# Prefix

A prefix of a vector is another vector which is no longer than that vector, and shares all of its leading elements. In leading axis theory, an array may be considered a prefix of another array of the same rank if the same relation holds with major cells in place of elements. Consequently, a prefix is a kind of subarray. The function Take produces prefixes of its right argument as long as the left argument is non-negative and no greater than that argument's length (Tally). A vector is a prefix of another if and only if its Reverse is a suffix of that vector's reverse.

A vector is a prefix of another vector if its length is Less than or Equal to that vector's length, and every element in the prefix vector matches the corresponding element of the other vector (the one at the same index). This may be tested using Take and Match:

      isPrefix ← {((≢⍺)≤(≢⍵)) ∧ ⍺≡(≢⍺)↑⍵}
'pre' isPrefix 'prefix'
1
'pre' isPrefix 'suffix'
0
'pre  ' isPrefix 'pre'
0


In leading axis theory, the frame for k-cells of an array is a prefix of that array's shape, while the cell shape is a suffix.

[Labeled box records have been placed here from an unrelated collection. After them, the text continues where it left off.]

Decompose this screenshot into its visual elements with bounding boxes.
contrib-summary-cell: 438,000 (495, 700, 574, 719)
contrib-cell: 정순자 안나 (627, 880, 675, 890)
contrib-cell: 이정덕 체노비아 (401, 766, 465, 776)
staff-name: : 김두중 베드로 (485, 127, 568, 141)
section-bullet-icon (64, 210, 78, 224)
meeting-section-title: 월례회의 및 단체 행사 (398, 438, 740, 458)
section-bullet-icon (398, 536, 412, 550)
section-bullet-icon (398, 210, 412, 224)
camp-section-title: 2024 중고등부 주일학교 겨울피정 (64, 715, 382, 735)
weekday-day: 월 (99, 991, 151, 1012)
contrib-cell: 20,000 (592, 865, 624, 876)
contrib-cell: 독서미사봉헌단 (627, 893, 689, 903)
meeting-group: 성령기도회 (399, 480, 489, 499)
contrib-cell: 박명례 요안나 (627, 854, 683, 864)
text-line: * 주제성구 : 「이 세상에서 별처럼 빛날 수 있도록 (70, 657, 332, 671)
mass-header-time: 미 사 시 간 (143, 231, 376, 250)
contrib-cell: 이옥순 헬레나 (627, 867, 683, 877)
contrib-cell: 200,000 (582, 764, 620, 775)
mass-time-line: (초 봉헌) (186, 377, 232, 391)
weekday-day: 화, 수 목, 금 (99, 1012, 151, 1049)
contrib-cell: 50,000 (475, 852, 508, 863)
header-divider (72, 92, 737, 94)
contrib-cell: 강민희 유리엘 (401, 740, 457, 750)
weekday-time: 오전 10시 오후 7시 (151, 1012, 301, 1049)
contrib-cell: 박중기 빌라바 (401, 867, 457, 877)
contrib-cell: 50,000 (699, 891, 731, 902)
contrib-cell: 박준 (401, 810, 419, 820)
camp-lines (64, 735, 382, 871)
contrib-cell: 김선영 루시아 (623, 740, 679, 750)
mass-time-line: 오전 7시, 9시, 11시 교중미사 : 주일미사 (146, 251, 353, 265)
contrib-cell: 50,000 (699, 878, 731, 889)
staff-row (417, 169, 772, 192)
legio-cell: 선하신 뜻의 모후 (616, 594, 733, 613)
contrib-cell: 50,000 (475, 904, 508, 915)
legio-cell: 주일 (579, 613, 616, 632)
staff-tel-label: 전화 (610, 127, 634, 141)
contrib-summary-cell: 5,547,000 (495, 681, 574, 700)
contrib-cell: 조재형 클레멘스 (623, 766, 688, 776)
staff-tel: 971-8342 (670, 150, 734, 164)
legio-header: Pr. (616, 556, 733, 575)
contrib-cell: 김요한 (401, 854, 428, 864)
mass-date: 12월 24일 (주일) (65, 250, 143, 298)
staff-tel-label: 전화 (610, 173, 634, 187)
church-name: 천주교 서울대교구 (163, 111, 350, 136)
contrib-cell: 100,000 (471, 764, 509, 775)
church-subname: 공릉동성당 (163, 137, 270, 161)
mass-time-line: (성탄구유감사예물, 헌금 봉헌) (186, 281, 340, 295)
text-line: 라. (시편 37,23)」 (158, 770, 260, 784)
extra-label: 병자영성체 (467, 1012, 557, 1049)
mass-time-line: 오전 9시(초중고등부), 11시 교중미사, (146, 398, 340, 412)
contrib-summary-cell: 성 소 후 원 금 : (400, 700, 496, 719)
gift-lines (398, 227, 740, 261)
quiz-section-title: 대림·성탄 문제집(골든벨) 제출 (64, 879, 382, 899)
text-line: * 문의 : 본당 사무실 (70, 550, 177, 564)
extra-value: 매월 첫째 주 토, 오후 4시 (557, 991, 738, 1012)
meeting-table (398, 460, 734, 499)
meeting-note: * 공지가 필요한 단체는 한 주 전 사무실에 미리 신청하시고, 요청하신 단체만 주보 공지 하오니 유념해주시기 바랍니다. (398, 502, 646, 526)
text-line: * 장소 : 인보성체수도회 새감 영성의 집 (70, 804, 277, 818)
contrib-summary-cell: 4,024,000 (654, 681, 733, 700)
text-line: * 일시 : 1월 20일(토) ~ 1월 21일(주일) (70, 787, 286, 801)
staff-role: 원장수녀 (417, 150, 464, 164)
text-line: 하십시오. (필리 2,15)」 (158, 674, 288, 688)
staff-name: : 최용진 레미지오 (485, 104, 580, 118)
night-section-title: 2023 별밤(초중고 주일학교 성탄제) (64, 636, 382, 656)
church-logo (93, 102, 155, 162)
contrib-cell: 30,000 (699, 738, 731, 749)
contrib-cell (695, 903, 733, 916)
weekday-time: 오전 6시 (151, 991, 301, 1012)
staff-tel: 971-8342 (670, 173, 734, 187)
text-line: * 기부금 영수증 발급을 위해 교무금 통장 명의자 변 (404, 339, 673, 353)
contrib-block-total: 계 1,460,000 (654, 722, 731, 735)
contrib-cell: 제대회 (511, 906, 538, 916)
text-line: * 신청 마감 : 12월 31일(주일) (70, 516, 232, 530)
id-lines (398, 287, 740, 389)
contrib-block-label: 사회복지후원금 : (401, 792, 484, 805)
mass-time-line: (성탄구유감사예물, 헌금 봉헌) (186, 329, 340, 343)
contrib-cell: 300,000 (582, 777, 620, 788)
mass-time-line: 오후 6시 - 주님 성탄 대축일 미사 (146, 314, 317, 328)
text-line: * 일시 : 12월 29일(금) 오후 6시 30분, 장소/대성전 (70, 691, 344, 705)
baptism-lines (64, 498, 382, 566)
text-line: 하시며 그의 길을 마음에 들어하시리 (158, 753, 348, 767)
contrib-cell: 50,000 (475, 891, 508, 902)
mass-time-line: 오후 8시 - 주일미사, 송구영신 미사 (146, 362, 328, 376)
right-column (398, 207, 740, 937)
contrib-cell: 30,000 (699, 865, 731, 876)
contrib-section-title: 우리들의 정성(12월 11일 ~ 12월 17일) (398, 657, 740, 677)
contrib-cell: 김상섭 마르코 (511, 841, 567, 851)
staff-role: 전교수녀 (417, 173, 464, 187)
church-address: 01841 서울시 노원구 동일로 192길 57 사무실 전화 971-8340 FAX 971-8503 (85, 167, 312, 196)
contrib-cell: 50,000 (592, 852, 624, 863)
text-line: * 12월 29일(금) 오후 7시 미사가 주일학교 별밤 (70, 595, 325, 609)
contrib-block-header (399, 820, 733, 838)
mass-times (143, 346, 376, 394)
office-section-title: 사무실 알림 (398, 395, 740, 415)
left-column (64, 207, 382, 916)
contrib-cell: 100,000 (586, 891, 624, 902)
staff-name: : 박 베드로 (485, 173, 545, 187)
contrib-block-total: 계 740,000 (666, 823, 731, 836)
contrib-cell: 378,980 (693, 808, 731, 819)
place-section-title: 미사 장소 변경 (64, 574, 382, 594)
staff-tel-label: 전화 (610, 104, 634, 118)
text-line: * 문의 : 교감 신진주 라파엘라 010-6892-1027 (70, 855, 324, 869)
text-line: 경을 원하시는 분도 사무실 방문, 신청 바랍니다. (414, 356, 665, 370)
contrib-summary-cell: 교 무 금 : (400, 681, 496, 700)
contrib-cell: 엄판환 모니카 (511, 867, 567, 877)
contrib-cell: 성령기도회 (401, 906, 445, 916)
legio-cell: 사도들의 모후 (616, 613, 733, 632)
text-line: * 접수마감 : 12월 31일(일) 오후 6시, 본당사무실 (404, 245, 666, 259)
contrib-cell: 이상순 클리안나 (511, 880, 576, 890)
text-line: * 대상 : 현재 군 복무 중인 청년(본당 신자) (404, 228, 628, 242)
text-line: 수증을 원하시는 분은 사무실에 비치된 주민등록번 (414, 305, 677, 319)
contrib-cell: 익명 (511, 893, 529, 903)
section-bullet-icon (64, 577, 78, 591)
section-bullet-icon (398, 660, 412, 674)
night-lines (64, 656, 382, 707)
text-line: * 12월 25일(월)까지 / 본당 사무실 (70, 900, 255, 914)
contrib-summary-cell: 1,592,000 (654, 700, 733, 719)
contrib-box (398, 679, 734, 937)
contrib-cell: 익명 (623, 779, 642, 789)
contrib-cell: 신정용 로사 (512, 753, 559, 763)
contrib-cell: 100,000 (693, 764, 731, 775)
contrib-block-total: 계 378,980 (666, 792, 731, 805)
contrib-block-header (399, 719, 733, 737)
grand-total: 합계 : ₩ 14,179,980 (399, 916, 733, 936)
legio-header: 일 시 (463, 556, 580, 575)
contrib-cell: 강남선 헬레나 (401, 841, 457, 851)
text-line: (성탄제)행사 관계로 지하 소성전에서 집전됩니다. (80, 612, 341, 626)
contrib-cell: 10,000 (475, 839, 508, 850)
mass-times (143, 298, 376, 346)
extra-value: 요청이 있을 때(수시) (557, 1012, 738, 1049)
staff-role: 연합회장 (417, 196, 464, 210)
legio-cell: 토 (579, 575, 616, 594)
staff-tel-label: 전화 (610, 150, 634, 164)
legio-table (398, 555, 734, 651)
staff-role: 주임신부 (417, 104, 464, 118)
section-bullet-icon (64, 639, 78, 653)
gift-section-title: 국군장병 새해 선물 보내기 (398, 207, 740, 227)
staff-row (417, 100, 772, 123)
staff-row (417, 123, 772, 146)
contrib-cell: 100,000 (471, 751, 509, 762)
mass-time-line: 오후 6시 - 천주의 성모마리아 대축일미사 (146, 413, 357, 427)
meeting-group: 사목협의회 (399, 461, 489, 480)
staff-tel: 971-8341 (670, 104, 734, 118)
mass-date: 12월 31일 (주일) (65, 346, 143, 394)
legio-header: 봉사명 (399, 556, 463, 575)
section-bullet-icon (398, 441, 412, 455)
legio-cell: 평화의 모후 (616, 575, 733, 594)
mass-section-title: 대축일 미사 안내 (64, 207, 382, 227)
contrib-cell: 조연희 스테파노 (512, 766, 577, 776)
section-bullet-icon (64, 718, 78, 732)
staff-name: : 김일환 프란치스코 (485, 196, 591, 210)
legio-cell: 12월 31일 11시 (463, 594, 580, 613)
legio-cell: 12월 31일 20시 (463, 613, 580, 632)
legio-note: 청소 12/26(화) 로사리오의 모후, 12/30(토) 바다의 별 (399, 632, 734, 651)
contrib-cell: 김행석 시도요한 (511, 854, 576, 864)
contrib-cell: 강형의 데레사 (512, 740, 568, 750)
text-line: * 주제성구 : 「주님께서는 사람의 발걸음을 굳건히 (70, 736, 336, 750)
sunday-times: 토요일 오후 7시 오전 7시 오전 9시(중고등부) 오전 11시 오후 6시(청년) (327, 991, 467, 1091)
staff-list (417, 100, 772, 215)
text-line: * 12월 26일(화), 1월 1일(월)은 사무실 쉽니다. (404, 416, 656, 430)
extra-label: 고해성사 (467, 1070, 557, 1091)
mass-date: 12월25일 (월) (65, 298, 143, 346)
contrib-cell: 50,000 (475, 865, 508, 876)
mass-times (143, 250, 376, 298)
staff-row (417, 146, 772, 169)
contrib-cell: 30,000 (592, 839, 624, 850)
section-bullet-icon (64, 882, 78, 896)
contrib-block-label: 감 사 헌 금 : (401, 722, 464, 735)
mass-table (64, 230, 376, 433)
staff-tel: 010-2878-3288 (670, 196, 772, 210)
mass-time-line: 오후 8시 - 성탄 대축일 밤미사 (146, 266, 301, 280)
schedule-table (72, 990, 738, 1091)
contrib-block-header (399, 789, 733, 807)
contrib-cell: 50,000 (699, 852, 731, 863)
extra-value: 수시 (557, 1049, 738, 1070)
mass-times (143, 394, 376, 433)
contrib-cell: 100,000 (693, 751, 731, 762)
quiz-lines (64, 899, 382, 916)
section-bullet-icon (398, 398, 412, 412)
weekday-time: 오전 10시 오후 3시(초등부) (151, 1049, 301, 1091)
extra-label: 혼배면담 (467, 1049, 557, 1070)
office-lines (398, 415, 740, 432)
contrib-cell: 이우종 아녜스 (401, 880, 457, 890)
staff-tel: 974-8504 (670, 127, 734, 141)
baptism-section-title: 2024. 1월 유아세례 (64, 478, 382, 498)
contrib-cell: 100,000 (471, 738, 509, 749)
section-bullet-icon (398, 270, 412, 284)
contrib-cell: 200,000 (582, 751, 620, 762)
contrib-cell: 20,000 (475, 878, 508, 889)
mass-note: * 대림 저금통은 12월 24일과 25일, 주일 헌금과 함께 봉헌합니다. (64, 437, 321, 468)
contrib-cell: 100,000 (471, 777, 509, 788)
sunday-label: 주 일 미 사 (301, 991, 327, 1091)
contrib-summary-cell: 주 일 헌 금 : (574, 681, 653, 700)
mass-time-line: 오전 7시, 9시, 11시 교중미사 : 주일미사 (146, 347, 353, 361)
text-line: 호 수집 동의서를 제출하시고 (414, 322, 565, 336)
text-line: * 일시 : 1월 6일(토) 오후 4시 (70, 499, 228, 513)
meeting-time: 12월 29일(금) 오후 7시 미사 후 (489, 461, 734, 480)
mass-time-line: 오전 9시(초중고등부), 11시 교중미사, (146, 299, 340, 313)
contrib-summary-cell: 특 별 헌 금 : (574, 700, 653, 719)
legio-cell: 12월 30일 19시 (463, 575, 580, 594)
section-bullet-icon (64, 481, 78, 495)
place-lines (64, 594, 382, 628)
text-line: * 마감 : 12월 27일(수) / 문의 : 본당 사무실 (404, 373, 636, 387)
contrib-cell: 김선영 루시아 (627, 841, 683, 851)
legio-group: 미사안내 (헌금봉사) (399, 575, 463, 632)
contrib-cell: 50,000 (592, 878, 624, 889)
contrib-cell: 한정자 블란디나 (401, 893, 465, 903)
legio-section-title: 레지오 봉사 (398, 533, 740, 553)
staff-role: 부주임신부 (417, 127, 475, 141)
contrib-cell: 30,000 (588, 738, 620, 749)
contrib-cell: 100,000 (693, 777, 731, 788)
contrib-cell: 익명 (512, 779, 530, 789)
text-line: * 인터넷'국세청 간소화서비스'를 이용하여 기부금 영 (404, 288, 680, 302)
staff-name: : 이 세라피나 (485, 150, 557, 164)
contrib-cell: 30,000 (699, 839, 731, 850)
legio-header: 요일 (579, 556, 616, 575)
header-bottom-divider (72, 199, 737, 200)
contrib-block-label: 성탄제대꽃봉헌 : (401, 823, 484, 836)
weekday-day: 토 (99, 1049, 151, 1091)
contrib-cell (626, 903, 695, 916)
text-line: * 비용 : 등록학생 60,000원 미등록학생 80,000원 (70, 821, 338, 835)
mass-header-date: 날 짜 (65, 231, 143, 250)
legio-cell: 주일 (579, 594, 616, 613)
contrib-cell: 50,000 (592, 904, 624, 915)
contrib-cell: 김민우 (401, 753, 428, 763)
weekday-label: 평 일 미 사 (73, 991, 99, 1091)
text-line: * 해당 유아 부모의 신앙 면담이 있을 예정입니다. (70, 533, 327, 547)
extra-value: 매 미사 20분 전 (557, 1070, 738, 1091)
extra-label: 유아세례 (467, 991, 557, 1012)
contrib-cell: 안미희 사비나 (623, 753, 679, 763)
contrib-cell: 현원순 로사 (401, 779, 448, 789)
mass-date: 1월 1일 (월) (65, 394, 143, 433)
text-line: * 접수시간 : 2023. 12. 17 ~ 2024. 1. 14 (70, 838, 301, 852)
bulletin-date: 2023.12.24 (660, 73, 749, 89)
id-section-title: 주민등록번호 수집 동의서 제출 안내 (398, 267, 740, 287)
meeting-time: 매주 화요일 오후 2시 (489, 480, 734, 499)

Iverson notation included the notion of a prefix vector ${\displaystyle \alpha ^{j}(n)}$ consisting of ${\displaystyle j}$ ones followed by ${\displaystyle n-j}$ zeros; such a vector could be used to produce a length-${\displaystyle j}$ prefix of a length-${\displaystyle n}$ vector using Compress. A prefix function n ⍺ j was included in early versions of APL\360.

In Dyalog APL's Total array ordering, a prefix of another array always orders earlier than that array; this is a consequence of the principally "nothing is less than something" used as the foundation for Dyalog's TAO.